Now it has to tear Söder. The fact that he not only survived the state election, despite 37.2 percent, but appears to be stronger, seems to have led him to a learning process rather than the belief in their own immortality. He knows that the conditions for the CSU to return to its old power are extremely difficult. In the period from 2008 to 2013, Seehofer succeeded in crushing the FDP in the government by embracing it. But as long as there are now three parties of which the voters could also mainly choose CSU – Free voters, AfD and FDP -, the absolute majority, which is still the CSU's claim, should be found for so long. The planned party reform is important to give the impression that it is, you have a strategy. But you just have to fill them with life, as vice-chairman of the CSU, Dorothee Bär, said. Incidentally, it is not only the example of the SPD that shows that reforming the party does little if the world around it changes deeply.
Party with strong substance
The fragmentation of society into millions of parties makes the CSU difficult to deal with. But it is also an opportunity for her. Man remains a social being, and how uncomfortable he feels, the more he longs for home. Negative, this shows nationalism, which despite all individualisation can not be killed. Why would there not be a positive renaissance of the People's Party? But then there are people who also radiate that: reliability, credibility. This was not the specialty of Söder. Although he made noticeable progress, he admitted on Saturday that there was still "a bit of hard work" ahead of him.
What can help him: a party that still has a "strong substance" (Seehofer) compared to others. That starts with the finances, goes beyond the municipal anchoring and does not stop at the big story. A windfall for the CSU is that at the head of the CDU a new woman is standing, namely the Saarlander Annegret Kramp-Karrenbauer, who, as she showed at the party congress on Saturday, was willing to treat and accept the sister party, as it just needs: as something very special.
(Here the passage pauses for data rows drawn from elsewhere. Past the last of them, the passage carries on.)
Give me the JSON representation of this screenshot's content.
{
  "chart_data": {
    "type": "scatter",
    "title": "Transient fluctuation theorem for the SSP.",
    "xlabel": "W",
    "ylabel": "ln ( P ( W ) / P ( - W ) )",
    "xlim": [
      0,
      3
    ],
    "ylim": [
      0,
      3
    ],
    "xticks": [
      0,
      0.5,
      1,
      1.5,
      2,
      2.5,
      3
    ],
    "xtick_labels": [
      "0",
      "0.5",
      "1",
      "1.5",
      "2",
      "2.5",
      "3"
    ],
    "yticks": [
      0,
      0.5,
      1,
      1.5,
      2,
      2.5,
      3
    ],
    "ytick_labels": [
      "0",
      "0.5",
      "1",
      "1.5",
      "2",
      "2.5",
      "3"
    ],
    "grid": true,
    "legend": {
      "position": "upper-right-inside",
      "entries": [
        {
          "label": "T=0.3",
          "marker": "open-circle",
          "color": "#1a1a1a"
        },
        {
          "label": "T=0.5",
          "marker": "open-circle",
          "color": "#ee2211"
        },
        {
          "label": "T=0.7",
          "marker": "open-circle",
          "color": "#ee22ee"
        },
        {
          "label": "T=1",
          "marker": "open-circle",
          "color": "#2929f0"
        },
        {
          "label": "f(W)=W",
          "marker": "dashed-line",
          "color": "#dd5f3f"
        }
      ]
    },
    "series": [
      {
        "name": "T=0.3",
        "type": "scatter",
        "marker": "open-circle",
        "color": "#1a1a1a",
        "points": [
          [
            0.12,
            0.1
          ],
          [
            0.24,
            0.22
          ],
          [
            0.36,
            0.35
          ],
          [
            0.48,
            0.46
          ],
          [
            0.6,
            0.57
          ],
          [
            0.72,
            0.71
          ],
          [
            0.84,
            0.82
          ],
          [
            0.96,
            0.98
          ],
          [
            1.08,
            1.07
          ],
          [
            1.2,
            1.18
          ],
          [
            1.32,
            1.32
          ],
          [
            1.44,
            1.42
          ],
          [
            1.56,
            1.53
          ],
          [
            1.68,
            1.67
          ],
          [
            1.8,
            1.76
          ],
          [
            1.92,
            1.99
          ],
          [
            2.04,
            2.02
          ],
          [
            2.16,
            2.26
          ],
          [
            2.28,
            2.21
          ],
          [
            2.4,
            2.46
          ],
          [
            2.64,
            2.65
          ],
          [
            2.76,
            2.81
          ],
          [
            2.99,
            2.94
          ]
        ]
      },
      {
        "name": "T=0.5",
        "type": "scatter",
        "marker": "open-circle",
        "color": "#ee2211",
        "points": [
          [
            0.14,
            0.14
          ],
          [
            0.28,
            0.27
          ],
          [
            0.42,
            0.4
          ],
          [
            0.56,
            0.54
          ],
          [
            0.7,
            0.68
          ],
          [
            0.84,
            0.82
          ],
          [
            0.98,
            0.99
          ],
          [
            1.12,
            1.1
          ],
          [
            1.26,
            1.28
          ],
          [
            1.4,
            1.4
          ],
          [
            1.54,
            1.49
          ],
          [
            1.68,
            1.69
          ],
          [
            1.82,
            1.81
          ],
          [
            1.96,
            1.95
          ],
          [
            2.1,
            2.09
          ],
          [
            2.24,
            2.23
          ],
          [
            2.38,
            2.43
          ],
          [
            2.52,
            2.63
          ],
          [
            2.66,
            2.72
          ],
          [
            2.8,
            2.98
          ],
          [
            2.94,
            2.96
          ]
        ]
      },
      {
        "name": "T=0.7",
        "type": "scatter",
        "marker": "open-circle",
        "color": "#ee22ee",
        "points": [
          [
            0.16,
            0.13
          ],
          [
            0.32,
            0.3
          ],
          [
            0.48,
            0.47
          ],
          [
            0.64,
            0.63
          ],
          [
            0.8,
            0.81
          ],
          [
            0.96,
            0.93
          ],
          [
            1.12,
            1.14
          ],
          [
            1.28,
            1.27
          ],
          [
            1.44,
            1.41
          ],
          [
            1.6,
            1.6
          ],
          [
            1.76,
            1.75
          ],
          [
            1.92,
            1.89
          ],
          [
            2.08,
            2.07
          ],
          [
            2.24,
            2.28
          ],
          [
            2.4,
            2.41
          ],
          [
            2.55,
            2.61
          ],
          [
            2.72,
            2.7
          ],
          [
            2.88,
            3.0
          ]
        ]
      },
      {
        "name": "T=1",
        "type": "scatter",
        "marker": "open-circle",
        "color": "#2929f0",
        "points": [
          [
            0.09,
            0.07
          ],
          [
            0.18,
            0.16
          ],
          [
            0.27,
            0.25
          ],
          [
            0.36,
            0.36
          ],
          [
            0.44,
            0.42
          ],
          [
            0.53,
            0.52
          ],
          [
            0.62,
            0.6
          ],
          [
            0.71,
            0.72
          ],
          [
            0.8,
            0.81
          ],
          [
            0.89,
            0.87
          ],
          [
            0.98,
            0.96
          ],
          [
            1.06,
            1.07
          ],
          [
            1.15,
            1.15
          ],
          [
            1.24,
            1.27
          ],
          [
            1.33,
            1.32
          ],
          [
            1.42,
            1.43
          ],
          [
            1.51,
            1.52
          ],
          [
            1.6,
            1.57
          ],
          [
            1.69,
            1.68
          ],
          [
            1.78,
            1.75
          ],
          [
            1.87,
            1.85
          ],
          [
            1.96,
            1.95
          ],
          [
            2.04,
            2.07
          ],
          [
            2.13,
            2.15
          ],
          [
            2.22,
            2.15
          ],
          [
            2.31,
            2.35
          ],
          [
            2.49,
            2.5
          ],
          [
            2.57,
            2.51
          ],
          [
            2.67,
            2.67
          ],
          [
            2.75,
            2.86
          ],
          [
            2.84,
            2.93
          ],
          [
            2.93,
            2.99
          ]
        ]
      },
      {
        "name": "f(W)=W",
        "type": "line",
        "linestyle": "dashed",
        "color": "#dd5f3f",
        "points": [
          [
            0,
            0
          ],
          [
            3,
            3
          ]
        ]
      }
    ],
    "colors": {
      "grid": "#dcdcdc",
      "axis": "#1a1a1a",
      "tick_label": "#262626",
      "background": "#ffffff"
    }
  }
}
Angela Merkel did not have a sensorium for it. It could also be an advantage that Manfred Weber prepares a CSU politician to become EU Commission President. That could at least mobilize the tired members. At the moment he and Söder work well together. But the litmus test does not follow until the end of May: with the result of the European elections for the CSU and the way in which the new chairman reacts, especially if it does not go as planned.